Informations principales
Thorstein Bunde Veblen est un économiste et sociologue américain, né le 30 juin 1857 à Cato, aux États-Unis, et mort le 3 août 1929 à Menlo Park, dans le même pays.
Il était membre de l’Alliance technique qui a été fondée par Howard Scott, dans les années 1918-1919. Cette alliance a donné naissance au mouvement technocratique, qui défend la mise en place d’un ordre social technocratique, c’est-à-dire dont le gouvernement est principalement composé d’experts techniques appliquant leurs méthodes.
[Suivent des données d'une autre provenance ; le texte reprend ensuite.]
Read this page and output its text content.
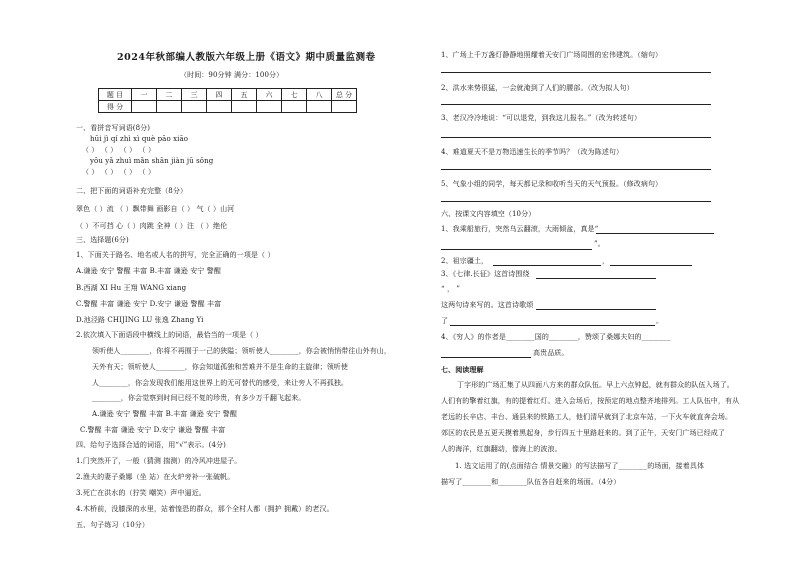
2024年秋部编人教版六年级上册《语文》期中质量监测卷
（时间：90分钟 满分：100分）
题 目	一	二	三	四	五	六	七	八	总 分
得 分									
一、看拼音写词语(8分)
hūi jì qí zhì xì què pāo xiāo
（ ） （ ） （ ） （ ）
yōu yǎ zhuì mǎn shān jiàn jū sǒng
（ ） （ ） （ ） （ ）
二、把下面的词语补充完整（8分）
翠色（ ）流 （ ）飘带舞 画影自（ ） 气（ ）山河
（ ）不可挡 心（ ）肉跳 全神（ ）注 （ ）绝伦
三、选择题(6分)
1、下面关于路名、地名或人名的拼写，完全正确的一项是（ ）
A.谦逊 安宁 警醒 丰富 B.丰富 谦逊 安宁 警醒
B.西湖 XI Hu 王翔 WANG xiang
C.警醒 丰富 谦逊 安宁 D.安宁 谦逊 警醒 丰富
D.池泾路 CHIJING LU 张逸 Zhang Yi
2.依次填入下面语段中横线上的词语，最恰当的一项是（ ）
领听使人________，你将不再囿于一己的狭隘；领听使人________，你会被悄悄带往山外有山，
天外有天；领听使人________，你会知道孤独和苦难并不是生命的主旋律；领听使
人________，你会发现我们能用这世界上的无可替代的感受，来让旁人不再孤独。
________，你会觉察到时间已经不复的珍贵，有多少万千翻飞起来。
A.谦逊 安宁 警醒 丰富 B.丰富 谦逊 安宁 警醒
C.警醒 丰富 谦逊 安宁 D.安宁 谦逊 警醒 丰富
四、给句子选择合适的词语，用“√”表示。(4分)
1.门突然开了，一般（猜测 揣测）的冷风冲进屋子。
2.渔夫的妻子桑娜（坐 站）在火炉旁补一张破帆。
3.死亡在洪水的（狞笑 嘲笑）声中逼近。
4.木桥前，没膝深的水里，站着惶恐的群众，那个全村人都（拥护 拥戴）的老汉。
五、句子练习（10分）
1、广场上千万盏灯静静地照耀着天安门广场周围的宏伟建筑。（缩句）
2、洪水来势很猛，一会就淹到了人们的腰部。（改为拟人句）
3、老汉冷冷地说：“可以退党，到我这儿报名。”（改为转述句）
4、难道夏天不是万物迅速生长的季节吗？（改为陈述句）
5、气象小组的同学，每天都记录和收听当天的天气预报。（修改病句）
六、按课文内容填空（10分）
1、我乘船旅行，突然乌云翻滚，大雨倾盆，真是“
”。
2、祖宗疆土，	，
3、《七律.长征》这首诗围绕
“ ， ”
这两句诗来写的。这首诗歌颂
了	。
4、《穷人》的作者是________国的________，赞颂了桑娜夫妇的________
高贵品质。
七、阅读理解
丁字形的广场汇集了从四面八方来的群众队伍。早上六点钟起，就有群众的队伍入场了。
人们有的擎着红旗，有的提着红灯。进入会场后，按预定的地点整齐地排列。工人队伍中，有从
老远的长辛店、丰台、通县来的铁路工人，他们清早就到了北京车站，一下火车就直奔会场。
郊区的农民是五更天摸着黑起身，步行四五十里路赶来的。到了正午，天安门广场已经成了
人的海洋，红旗翻动，像海上的波浪。
1. 选文运用了的(点面结合 情景交融）的写法描写了________的场面，接着具体
描写了________和________队伍各自赶来的场面。（4分）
Dans son ouvrage le plus connu intitulé Théorie de la classe de loisir publié en 1899, il y développe un certain nombre de concepts tels que celui de la consommation ostentatoire et du loisir ostentatoire.
Veblen est considéré comme le père fondateur de l’École d’économie institutionnelle (ou courant institutionnaliste) qui se concentre sur la compréhension du rôle des institutions et de leurs évolutions dans la formation du comportement économique des agents économiques.
Par ailleurs, Thorstein Veblen s’est montré critique envers le capitalisme. En tant qu’intellectuel progressiste majeur aux États-Unis, il s’est attaqué à la production qui a des fins lucratives. Il a également ouvert la voie à une opposition hétérodoxe et variée à la domination de la pensée néoclassique. Il a été l’un des inspirateurs du New Deal du président américain Franklin D. Roosevelt qui correspond à la politique mise en place aux États-Unis pour lutter contre les effets de la Grande Dépression suite à la crise économique de 1929.
Durant toute sa vie, Thorstein Veblen adoptera, tant au niveau de sa vie, que de son œuvre, des positions anti-conformistes et décalées. En effet, ses comportements parfois insolites, sa manière de s’habiller, sa vie sentimentale tumultueuse, ses méthodes d’enseignement peu orthodoxes, ou encore son hostilité envers la religion ont compliqué sa carrière académique (contrats non-renouvelés ou périodes de chômage entre autres). Toutefois, son œuvre a été reconnue pour son originalité et par sa capacité à allier l’économie, la sociologie et l’histoire.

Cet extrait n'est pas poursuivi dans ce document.